To: "LinuxVirtualServer.org users mailing list." <lvs-users@xxxxxxxxxxxxxxxxxxxxxx>
Subject: Re: LVS-DR, Cisco switch, and ARPtables
From: Graham Purcocks <grahamp@xxxxxxxxxxxxx>
Date: Fri, 03 Dec 2004 16:54:04 +0000
Hmmm. I don't think this is a noarp problem.

Basically, there is a howto on checking the hidden arp problem.

You clear your arp table of the VIP address.

arp -d 172.27.21.210

Then ping 172.27.21.210

then check your arp table again to see which MAC address you have. If the MAC address is of the director then I don't think this is your problem.

noarpctl list on the RIP

should go up by 1 if it blocked the arp request.

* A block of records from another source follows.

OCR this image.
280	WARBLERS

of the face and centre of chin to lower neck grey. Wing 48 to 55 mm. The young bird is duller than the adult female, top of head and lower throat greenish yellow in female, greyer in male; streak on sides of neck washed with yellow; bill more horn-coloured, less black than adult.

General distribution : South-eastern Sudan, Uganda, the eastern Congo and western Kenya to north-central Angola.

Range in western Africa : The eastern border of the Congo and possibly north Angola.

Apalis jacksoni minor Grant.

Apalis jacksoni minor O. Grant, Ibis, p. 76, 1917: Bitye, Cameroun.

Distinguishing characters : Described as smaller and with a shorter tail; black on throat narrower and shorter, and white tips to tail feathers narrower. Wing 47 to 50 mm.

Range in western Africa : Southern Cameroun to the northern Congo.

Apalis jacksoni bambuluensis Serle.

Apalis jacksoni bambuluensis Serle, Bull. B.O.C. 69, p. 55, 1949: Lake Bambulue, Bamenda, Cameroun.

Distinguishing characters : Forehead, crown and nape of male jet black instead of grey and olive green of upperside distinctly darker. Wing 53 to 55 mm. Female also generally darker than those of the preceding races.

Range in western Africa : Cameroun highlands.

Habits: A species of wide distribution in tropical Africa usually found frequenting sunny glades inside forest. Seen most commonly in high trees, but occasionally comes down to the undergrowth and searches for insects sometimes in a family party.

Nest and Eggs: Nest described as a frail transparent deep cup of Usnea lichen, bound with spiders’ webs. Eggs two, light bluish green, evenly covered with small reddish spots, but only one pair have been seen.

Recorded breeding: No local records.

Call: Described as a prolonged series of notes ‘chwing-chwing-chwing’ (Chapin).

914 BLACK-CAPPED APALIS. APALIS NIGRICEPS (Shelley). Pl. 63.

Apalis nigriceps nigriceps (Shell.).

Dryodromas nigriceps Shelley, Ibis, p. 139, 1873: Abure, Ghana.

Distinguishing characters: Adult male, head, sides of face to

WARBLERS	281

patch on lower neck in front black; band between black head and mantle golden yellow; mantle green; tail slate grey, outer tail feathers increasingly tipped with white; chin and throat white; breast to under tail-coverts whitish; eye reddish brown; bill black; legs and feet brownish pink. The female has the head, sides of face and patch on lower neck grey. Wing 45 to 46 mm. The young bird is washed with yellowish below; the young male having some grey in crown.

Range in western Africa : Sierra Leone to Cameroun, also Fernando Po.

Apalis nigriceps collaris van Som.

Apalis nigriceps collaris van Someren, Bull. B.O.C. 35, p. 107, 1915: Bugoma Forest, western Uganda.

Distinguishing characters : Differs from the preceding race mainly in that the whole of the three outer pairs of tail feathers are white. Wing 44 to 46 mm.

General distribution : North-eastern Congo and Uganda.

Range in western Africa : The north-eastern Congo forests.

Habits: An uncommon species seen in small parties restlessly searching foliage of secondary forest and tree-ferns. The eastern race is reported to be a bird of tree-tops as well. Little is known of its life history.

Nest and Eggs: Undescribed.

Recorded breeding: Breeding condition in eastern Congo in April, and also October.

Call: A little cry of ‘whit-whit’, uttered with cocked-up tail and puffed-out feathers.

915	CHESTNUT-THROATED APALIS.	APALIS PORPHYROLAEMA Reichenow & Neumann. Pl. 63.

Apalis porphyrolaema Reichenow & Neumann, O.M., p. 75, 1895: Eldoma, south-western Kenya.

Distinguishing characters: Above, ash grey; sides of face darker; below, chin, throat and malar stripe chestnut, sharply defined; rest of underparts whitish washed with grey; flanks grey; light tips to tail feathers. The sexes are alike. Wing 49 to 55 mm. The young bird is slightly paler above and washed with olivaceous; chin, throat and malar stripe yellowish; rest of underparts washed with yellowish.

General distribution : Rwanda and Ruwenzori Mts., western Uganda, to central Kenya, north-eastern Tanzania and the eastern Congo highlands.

Thats getting near the end of my knowledge.

Graham


Brett Simpson wrote:
On Friday 03 December 2004 11:15, Graham Purcocks wrote:

So why do you think its not working.


I'm not sure what's wrong. I'm going to setup a Laptop with Linux on the same network and have it act as the director to 172.27.21.212 only (no bonding on the realserver or director) and see what happens.


Are you getting this arp as 172.27.21.210?


How can I tell? Packet trace?


If you clear the arp table on the test machine and ping the VIP does the count go up on the noarpctl list output. i.e. noarp has
acknowledged it has blocked the arp request.


My client only has one arp entry, the default gateway, and it's 172.27.121.1. It's on another subnet with an IP of 172.27.21.53. When I try to connect to port 80 it just times out. The count doesn't change.